Construction Confederation boss says HSE needs more inspectors to blitz sites and target cowboy builders

Construction industry leaders have renewed calls for the government to provide more money for safety inspectors in the wake of last week’s figures on deaths at work.

The Health and Safety Executive’s report on fatal injuries showed that there has been no improvement in the past year, with 70 deaths on sites.

Among the first to call attention to the lack of funding for HSE inspectors was Steven Ratcliffe, chief executive of the Construction Confederation. The confederation has been running a campaign to obtain a better deal for the HSE’s inspection team for a year. It also wants more prosecutions of companies that fail to comply with industry safety practices.

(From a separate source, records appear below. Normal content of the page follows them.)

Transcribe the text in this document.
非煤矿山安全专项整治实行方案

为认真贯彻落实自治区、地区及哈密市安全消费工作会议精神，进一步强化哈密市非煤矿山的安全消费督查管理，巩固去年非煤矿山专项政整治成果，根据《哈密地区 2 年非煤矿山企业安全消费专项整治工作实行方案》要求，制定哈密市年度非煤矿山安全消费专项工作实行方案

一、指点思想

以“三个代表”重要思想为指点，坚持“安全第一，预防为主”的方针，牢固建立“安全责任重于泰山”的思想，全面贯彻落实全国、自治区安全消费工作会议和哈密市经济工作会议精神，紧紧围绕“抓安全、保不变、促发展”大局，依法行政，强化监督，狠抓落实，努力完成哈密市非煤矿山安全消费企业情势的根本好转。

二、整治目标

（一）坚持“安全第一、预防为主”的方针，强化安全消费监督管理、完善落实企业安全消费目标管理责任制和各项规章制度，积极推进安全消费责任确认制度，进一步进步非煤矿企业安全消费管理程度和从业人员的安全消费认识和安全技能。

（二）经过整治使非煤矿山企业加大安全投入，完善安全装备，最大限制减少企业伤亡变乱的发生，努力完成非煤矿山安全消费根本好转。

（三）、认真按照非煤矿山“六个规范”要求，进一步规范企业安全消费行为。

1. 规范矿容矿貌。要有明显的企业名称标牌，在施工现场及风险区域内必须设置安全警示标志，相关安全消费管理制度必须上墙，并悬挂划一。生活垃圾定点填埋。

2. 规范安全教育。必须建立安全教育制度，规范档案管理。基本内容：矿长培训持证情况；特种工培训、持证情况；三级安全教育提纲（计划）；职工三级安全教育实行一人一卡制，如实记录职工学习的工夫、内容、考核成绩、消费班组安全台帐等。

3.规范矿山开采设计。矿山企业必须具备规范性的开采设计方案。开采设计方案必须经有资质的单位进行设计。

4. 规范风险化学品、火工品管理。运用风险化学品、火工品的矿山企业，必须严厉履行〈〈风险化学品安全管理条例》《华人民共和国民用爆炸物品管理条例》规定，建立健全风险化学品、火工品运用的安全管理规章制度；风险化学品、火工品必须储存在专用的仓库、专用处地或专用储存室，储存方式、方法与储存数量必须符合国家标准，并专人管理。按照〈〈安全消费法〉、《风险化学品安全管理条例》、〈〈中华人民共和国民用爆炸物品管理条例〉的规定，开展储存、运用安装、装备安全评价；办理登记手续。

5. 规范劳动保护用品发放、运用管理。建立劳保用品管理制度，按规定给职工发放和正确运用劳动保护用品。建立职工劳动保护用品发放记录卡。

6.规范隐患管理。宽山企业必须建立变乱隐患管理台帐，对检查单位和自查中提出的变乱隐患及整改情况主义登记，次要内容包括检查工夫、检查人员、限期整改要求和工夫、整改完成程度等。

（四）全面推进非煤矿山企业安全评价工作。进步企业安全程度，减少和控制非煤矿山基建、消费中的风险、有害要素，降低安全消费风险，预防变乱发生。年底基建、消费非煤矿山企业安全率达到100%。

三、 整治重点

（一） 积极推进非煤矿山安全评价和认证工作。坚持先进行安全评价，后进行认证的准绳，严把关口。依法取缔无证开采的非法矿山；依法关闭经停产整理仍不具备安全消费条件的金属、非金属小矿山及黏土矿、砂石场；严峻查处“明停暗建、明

Ratcliffe said that the HSE’s figures vindicated the confederation’s campaign, saying: “Seventy deaths is 70 too many.”

Death toll on British sites over the past 12 years
Death toll on British sites over the past 12 years

He believed that the HSE could play a vital role in reducing the number of deaths but only if it receives greater financial support.

He said: “At present, the HSE focuses its energy on blitzing inner-city construction firms, which are sitting targets.”

The HSE needed to target cowboy builders to make a difference, he said, adding: “But that is resource-intensive, and requires far more ground forces than now available’.

Seventy deaths is seventy too many

Steven Ratcliffe, chief executive of Construction Confederation

Michael Brown, deputy chief executive of the Chartered Institute of Building, also criticised the lack of funding of the HSE. “Too many of our workforce are not protected from the dangerous conditions that can be found when health and safety procedures are not applied. We want to see the HSE receive the necessary funds from government to inspect those workplaces that are the very source of the problem”.

The HSE report showed that falls accounted for 38 fatalities and that four people have been killed in trench collapses since April.

Bill Callaghan, chairman of the Health and Safety Commission, which is responsible for the HSE, said: “Often simple measures are not being put in place”.

A recent report by the work and pension select committee claimed that the number of field health and safety inspectors would have to double in order to counter the high rates of work-related accidents. It recommended an extra £48m in government funding over a seven-year period.

The HSE report Statistics on Fatal Injuries says 70 construction workers have been killed on site in the past year. This is the same as the figure for 2002/03, although the rate of deaths per 100,000 has declined from 3.8 to 3.5 as there are more workers.

Deaths in construction accounted for 30% of Britain’s worker fatalities during 2003/04. This is 11% more than agriculture, the sector with the second highest number of deaths.